# Vectors and Planes

## Homework Statement

Question 1.
Given position vectors OA : i+2j-k and OB: 2i+j+3k in a 3D Cartesian space with origin O of the points A and B.

a) Find the scalar equation of the plane which contains A and which is perpendicular to vector AB.

b) Find the shortest distance from the point (1,-1,1) to the plane obtained in a (a)

## The Attempt at a Solution

Here is what i did
(a) Equation of line AB
r= (2,1,3)+ t(1,-1,4)

AP.n = 0
OP.n = OA.n
(x,y,z).(1,-1,4) = (2,1,3).(1,-1,4)

x-y+4z = 13 [equation of plane]?

(b) vector form of plane => r.(1,-1,4) = 13
line equation => r= (1,-1,1) + t(1,-1,4)

Using r=r for both equations i get t= 2/9

Substitute t=2/9 into line equation giving me (11/9, -2/9, 17/9)

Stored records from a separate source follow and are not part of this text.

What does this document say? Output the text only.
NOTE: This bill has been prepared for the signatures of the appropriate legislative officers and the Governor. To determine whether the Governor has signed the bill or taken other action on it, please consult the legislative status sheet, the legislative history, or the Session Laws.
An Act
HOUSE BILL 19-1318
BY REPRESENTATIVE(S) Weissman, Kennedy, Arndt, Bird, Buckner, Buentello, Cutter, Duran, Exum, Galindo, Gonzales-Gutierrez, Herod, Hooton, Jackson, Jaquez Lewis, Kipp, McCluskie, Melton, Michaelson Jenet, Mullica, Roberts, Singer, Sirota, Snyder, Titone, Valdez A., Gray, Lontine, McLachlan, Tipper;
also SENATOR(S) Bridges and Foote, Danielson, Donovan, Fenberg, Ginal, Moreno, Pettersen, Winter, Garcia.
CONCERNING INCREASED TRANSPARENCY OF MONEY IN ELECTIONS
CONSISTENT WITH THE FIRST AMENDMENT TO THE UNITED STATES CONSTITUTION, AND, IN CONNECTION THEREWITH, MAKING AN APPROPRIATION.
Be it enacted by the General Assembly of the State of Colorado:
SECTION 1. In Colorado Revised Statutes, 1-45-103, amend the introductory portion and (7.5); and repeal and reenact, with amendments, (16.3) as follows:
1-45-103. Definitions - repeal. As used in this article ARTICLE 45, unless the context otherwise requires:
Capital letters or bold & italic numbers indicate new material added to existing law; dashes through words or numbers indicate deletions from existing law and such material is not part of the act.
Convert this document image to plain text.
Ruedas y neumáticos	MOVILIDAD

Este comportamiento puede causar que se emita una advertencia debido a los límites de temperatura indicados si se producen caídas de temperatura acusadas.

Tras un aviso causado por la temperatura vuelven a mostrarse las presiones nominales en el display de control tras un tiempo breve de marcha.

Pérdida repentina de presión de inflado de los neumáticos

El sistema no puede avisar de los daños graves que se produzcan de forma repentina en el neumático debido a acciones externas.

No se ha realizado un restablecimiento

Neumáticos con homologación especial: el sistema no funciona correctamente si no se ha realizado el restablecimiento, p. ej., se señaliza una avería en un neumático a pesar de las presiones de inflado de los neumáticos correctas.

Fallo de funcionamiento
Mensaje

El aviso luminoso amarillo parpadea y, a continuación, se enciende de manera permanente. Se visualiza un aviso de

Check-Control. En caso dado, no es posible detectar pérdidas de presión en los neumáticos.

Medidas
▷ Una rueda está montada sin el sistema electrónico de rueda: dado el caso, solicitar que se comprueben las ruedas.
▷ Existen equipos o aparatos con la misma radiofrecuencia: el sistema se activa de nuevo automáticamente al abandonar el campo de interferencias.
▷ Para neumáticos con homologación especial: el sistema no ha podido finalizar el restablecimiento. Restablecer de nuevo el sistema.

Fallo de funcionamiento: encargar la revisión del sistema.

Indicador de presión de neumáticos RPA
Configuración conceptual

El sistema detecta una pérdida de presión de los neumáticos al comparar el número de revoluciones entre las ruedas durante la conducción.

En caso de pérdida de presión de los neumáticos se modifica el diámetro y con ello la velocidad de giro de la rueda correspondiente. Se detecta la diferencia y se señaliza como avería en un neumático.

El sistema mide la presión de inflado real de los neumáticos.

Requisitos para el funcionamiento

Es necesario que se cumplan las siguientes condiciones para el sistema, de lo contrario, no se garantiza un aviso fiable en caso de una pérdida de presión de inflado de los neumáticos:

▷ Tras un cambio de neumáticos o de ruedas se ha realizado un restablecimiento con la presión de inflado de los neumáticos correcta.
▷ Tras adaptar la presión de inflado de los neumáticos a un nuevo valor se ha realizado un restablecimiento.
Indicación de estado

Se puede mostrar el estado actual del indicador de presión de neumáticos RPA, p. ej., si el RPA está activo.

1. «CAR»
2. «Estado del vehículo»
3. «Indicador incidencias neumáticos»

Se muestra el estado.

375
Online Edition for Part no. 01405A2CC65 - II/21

I'm stuck here then for part (b)
I'm pretty weak in this chapter, couldn't seem to grab the concept here.

## Homework Statement

Question 2.
Obtain the scalar equation of the plane which passes through point P(1,2,3) and contain a straight line
x(t)= 3t
y(t)= 1+t
z(t)= 2-t
t is the parameter of the line

## The Attempt at a Solution

Equation of the line= (0,1,2) + t(3,1,-1)

Let Q and R be the points on the line
t=0 Q=(0,1,2)
t=1 R= (3,2,1)

Therefore PQ= (-1,-1,-1) PR= (2,0,2)

PQxPR= (-2,0,-2)

Thus the equation of the plane
a(x-x1) + b(y-y1) + c(z-z1)= 0
-2(x-1) + 0 -2(z-3) = 0
-2x - 2z + 8 = 0
is this correct?

Last edited:

LCKurtz
Science Advisor
Homework Helper
Gold Member

## Homework Statement

Question 1.
Given position vectors OA : i+2j-k and OB: 2i+j+3k in a 3D Cartesian space with origin O of the points A and B.

a) Find the scalar equation of the plane which contains A and which is perpendicular to vector AB.

b) Find the shortest distance from the point (1,-1,1) to the plane obtained in a (a)

## The Attempt at a Solution

Here is what i did
(a) Equation of line AB
r= (2,1,3)+ t(1,-1,4)

AP.n = 0
OP.n = OA.n
(x,y,z).(1,-1,4) = (2,1,3).(1,-1,4)

x-y+4z = 13 [equation of plane]?

You will find that (1,2,-1) doesn't work in that equation so the point is not on the plane.
For R = <x,y,z>, the form on the equation of a plane is

$$(\vec R - \vec A)\cdot \vec N = 0$$

The correct equation for the plane might get you started.

so what does it mean when it says the plane contains A?

so is it like this?
[(x,y,z)-(1,2,-1)].(1,-4,4)=0

1(x-1)-4(y-2)+4(z+1)=0

x-4y+4z=11

Last edited:
LCKurtz
Science Advisor
Homework Helper
Gold Member
so what does it mean when it says the plane contains A?

so is it like this?
[(x,y,z)-(1,2,-1)].(1,-4,4)=0

1(x-1)-4(y-2)+4(z+1)=0

x-4y+4z=11

Yes, except check the sign on the 11.